1 – O bem faz milagres e centuplica-se. O que se partilha, mesmo que pouco, dá para muitos! A docilidade e delicadeza de Jesus hão de mover-nos para a bondade para com todos, para que as palavras e os gestos produzam a abundância da ajuda, da partilha, da multiplicação do pão e da vida.

Na semana passada, seguindo o evangelho de São Marcos, víamos como Jesus, depois do regresso dos Apóstolos, procura proporcionar-lhes um momento de descanso. Mas a presença da multidão não Lhe permite um momento de pausa. É visível a compaixão para com aquelas muitas pessoas que se apresentam como ovelhas sem pastor, e recomeça a ensinar-lhes muitas coisas.

Hoje, outro evangelista, são João, mas o mesmo enfoque do cuidado, da atenção, da proximidade de Jesus e da Sua resposta pronta às necessidades da multidão que se aproxima, ora para O escutar, ora por ver os milagres que Ele fazia, por curiosidade ou arrastados pelos amigos e vizinhos. As multidões que vão a Fátima ou que vão ao encontro do Papa são movidas por diferentes razões, algumas vão quase por desporto ou para manter a linha, mas pode acontecer que Deus lhes dê a volta!

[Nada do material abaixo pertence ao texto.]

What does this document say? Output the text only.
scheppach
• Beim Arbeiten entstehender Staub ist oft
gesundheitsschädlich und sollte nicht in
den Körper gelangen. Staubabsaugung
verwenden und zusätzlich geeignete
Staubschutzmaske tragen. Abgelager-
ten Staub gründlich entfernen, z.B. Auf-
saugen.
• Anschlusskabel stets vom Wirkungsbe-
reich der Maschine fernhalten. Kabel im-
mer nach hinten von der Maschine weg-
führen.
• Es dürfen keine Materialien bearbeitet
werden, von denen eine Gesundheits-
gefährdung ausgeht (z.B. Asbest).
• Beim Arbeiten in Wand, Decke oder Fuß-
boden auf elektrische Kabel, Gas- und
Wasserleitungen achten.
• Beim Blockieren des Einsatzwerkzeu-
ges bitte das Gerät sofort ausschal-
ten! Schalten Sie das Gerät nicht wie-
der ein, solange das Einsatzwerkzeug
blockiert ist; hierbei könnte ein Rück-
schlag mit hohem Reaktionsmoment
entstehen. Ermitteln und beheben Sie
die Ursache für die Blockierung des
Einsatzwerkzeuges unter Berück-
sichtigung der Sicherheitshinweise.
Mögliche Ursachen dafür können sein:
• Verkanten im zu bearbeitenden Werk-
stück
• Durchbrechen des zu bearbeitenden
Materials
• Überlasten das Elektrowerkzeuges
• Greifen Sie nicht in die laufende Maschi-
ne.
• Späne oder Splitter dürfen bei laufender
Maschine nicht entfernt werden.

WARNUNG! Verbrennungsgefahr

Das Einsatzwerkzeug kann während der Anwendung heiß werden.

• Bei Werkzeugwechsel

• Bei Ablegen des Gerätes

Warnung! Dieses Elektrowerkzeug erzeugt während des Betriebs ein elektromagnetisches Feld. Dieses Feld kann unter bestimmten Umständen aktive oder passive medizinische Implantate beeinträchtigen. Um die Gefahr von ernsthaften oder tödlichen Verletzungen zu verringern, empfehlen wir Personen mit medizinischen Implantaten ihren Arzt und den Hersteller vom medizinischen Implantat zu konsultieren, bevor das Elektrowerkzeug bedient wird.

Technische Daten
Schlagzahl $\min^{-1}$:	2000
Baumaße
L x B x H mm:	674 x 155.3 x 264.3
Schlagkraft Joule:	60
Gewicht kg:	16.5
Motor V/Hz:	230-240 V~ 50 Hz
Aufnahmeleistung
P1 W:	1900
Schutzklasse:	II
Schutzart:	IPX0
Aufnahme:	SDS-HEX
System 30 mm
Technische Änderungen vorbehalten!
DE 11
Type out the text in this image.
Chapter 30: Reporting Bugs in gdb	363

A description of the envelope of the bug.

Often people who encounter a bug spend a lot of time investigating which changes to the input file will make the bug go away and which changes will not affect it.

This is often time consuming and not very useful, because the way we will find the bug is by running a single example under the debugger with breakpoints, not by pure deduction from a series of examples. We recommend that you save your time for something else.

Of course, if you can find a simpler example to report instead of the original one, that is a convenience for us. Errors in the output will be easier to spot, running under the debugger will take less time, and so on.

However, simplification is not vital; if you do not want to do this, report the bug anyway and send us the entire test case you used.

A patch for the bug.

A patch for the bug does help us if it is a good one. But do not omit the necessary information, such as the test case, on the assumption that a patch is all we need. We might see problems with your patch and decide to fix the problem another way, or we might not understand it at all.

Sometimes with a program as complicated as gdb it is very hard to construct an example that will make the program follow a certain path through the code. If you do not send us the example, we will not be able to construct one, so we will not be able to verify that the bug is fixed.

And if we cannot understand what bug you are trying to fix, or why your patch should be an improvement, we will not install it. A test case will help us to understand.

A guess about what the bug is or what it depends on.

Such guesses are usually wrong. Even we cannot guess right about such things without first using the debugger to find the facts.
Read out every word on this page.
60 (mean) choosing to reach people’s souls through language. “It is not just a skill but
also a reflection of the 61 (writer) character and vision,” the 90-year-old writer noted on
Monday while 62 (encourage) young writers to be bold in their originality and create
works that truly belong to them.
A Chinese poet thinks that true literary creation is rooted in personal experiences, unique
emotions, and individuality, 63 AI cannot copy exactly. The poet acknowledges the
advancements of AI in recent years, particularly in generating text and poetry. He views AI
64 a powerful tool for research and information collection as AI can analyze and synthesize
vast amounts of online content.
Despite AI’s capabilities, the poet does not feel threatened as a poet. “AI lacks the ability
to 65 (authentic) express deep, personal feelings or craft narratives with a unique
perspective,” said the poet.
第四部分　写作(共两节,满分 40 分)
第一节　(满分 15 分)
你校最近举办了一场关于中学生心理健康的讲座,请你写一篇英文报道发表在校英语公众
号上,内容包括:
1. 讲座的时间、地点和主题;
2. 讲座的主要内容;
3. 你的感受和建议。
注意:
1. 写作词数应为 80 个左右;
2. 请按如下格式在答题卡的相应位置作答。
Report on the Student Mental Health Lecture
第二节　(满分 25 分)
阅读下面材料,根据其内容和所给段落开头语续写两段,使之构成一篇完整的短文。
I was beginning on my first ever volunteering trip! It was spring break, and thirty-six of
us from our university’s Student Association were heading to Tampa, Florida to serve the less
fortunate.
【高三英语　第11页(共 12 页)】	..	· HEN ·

Jesus sobe ao monte, com os discípulos, levanta o olhar para a multidão que vem ao seu encontro. Se fosse político talvez ponderasse fazer um belo discurso, arrebatador, empolgante! E estaria no seu direito, pois as pessoas estavam ali por Sua causa. Mas Jesus olha mais longe, não tanto para uma multidão anónima a convencer, mas para as pessoas que a compõem, percebendo que tem de fazer alguma coisa para que não desfaleçam. Já diz o ditado que não se pode pregar a estômagos vazios!

2 – A primeira provocação é dirigida a Filipe: «Onde havemos de comprar pão para lhes dar de comer?». É provocação, pois o evangelista acrescenta que Jesus sabia o que ia fazer! Os discípulos vão-se apercebendo que não podem lavar as mãos diante das dificuldades e dos contratempos. Perante as dúvidas entrevistas por Filipe: «Duzentos denários de pão não chegam para dar um bocadinho a cada um», a ordem de Jesus é clara: «Dai-lhes vós mesmos de comer» (Mt 14, 16).

Os discípulos fazem as contas. As possibilidades são diminutas para a quantidade de pessoas. Nem dinheiro nem pão suficiente, como se vê pela intervenção de André: «Está aqui um rapazito que tem cinco pães de cevada e dois peixes. Mas que é isso para tanta gente?». Os discípulos fazem sobretudo um diagnóstico, fixam-se nos problemas. Também nos acontece por vezes! Jesus procura respostas, aponta caminhos possíveis: «Mandai-os sentar». É tarefa que também nos cabe!

Jesus faz o que está ao Seu alcance. Toma os pães e os peixes, dá graças e distribui-os pelos 5 mil homens (além das mulheres e das crianças). Comeram quanto quiseram. Todos ficaram saciados. Por fim, Jesus manda que se recolha o que sobrou para que nada se perca. As sobras, com os bocados dos pães de cevada, deram para encher 12 cestos. A abundância da multiplicação ou da partilha.

São João, neste sexto capítulo do seu evangelho, fala-nos de Jesus como o Pão vivo que desce do Céu e Se torna alimento até à vida eterna. Recorde-se que o quarto evangelho não narra especificamente a Última Ceia, com a instituição da Eucaristia, mas narra o episódio do Lava-pés. Em todo o caso, como Seus discípulos havemos de imitar os Seus gestos. Aqui sobressai a certeza que com Cristo o alimento se multiplicará, sobejando em abundância. Dará para todos os presentes e para os que venham depois!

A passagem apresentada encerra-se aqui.